Quality versus Quantity? A time use study of father-mother pairs with a disabled preschool child

Abstract

Time use studies are an effective way of finding out more about individuals’ daily lives and when used with semi-structured interviews can provide a form of participant observation. Large multinational studies have been performed over the past 40 years providing comprehensive data on general populations, including couples with children. However, little is known about the daily lives of couples with children with complex disabilities, and whether there are differences in time use decisions and quality of life for this group of parents. Quantities of time spent on different activities can affect quality of life; the way activities are performed can affect their quality. This study considers these issues of quality versus quantity in the time use of parents. Aims and Objectives: 1) To explore the time use of parents with a young child with complex disabilities and compare this with the time use of similar parents with young children without any identified disabilities; 2) To explore what factors influence parents’ time use decisions, and relate these to quality of life and parental satisfaction and 3) To use this knowledge to guide service delivery.

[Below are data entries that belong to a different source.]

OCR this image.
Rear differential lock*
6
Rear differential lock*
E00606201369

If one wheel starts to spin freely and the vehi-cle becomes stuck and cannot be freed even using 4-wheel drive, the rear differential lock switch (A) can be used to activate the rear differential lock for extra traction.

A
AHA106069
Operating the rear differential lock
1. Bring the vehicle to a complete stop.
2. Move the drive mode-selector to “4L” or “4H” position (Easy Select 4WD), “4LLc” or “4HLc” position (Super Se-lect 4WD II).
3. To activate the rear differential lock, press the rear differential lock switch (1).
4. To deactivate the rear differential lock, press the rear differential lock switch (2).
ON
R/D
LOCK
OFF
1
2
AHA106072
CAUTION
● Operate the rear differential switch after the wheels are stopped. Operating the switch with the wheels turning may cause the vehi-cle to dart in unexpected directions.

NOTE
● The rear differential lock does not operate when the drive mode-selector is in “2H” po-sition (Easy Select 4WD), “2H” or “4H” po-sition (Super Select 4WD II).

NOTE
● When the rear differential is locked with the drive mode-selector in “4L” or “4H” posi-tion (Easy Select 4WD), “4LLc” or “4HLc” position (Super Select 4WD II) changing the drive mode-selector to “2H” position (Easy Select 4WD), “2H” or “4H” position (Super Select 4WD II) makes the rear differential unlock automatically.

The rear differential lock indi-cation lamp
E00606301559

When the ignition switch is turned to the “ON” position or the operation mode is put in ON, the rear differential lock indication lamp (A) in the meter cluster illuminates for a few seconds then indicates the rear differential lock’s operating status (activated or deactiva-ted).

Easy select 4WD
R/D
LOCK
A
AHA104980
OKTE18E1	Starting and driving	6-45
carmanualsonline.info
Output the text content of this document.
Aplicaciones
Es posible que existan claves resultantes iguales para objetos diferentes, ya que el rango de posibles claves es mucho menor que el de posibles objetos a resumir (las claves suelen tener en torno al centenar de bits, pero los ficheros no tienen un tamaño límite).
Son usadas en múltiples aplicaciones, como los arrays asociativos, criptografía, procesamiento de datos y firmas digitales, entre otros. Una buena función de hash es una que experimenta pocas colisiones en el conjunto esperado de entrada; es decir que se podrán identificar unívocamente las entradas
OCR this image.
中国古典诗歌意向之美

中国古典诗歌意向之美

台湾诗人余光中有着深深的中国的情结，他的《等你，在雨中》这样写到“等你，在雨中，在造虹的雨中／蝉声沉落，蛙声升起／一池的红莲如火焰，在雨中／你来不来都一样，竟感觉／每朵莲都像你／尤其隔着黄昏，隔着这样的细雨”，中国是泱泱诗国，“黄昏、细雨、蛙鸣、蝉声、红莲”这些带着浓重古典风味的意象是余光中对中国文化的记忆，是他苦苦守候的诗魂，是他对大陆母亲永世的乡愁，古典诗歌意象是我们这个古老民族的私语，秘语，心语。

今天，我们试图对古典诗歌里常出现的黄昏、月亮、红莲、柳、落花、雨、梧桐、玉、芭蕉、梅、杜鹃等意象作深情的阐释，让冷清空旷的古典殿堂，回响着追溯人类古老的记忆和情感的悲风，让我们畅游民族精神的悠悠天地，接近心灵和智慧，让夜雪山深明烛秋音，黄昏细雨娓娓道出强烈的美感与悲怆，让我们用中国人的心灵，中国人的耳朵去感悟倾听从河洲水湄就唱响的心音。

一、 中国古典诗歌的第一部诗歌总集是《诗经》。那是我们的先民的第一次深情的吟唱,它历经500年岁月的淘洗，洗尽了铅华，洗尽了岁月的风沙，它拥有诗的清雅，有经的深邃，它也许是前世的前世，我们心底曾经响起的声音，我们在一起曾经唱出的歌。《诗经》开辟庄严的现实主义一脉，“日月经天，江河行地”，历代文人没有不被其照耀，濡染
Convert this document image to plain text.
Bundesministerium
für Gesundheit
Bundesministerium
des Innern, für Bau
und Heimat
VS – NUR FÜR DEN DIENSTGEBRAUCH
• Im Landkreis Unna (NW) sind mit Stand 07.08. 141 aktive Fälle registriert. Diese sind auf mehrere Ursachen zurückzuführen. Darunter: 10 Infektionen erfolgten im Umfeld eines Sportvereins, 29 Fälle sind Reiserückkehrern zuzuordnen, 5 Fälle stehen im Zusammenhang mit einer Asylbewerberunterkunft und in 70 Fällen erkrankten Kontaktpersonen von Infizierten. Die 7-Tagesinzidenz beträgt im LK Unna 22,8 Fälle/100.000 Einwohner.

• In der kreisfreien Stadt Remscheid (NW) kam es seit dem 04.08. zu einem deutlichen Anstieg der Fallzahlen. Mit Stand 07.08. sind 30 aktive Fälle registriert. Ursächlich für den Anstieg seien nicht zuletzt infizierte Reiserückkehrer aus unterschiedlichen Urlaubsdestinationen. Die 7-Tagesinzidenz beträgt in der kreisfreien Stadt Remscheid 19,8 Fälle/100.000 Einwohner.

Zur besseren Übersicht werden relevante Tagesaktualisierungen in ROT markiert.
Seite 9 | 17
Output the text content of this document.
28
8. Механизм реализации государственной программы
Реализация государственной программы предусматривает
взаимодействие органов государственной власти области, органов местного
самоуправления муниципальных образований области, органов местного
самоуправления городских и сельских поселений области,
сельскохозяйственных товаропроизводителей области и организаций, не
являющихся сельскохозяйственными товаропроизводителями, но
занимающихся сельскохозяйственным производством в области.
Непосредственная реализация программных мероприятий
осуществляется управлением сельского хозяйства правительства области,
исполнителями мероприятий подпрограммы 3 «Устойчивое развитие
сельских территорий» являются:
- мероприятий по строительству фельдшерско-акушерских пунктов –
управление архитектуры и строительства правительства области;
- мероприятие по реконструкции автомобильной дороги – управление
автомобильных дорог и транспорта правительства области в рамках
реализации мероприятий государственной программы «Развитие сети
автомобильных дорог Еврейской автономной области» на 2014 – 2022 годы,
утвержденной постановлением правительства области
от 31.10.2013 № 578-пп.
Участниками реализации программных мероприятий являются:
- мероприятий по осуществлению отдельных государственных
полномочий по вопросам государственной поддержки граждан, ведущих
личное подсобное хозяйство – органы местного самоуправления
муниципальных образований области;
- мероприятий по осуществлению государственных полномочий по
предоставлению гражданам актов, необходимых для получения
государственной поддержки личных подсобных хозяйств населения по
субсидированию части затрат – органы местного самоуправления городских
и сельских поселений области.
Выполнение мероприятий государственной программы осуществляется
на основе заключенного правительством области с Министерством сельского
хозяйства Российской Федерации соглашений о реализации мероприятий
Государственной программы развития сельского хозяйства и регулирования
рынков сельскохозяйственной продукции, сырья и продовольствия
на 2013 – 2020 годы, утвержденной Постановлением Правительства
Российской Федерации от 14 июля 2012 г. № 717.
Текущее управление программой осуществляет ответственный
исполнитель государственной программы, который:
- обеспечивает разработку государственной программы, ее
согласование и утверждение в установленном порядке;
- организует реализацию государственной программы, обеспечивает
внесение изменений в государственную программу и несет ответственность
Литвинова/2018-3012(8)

Methodology and Methods: This is a critical ethnographic mixed methods study. Three group of parents participated: 1) Parents with a preschool child with complex health needs dependent on technology; 2) Parents with a healthy preschool child with autism and 3) Parents with a healthy preschool child without any identified disabilities. All parents completed the PedsQLTM Family Impact Module Survey followed by a specifically designed precoded time use diary for seven consecutive days. Parents in groups one and two were then interviewed to explore their feelings around time use and family life. Secondary analysis of the Multinational Time Use Survey (MTUS) data from the UK 2000/1 provided a further comparison data set. Results: Data are available on 28 couples and an additional 200 couples from the MTUS data. Significant differences in time use were found between the groups with regard to sleep, leisure, social contact, work, and quality of life measures with parents in groups one and two disadvantaged in these aspects compared to the parents in group three. Five main themes emerged from analysis of the interviews: ‘feeling trapped at home’; ‘twenty-four seven caring’; ‘trying to achieve a balance’; ‘discovering a whole new world’; and ‘evolving roles’ with ‘trust’ emerging as a unifying theme. Trust was found to provide the threads that linked parents in a complex web of relationships. The quality and quantity of these trust threads affected parents’ time use decisions and quality of life as highlighted by the reduced quality and quantity of sleep and leisure experienced. The interparental trust relationship varied between couples with different levels of trust defining ‘dictatorship’, ‘coalition’ and ‘democracy’ groups.
Conclusion: Quality and quantity of sleep and leisure time are reduced for parents with a disabled preschool child. This decreases opportunities for parents to ‘re-charge’ and hence can impact on parents’ health and wellbeing. Levels of trust between mothers and fathers influence parental time use and are an important determinant of parental quality of life.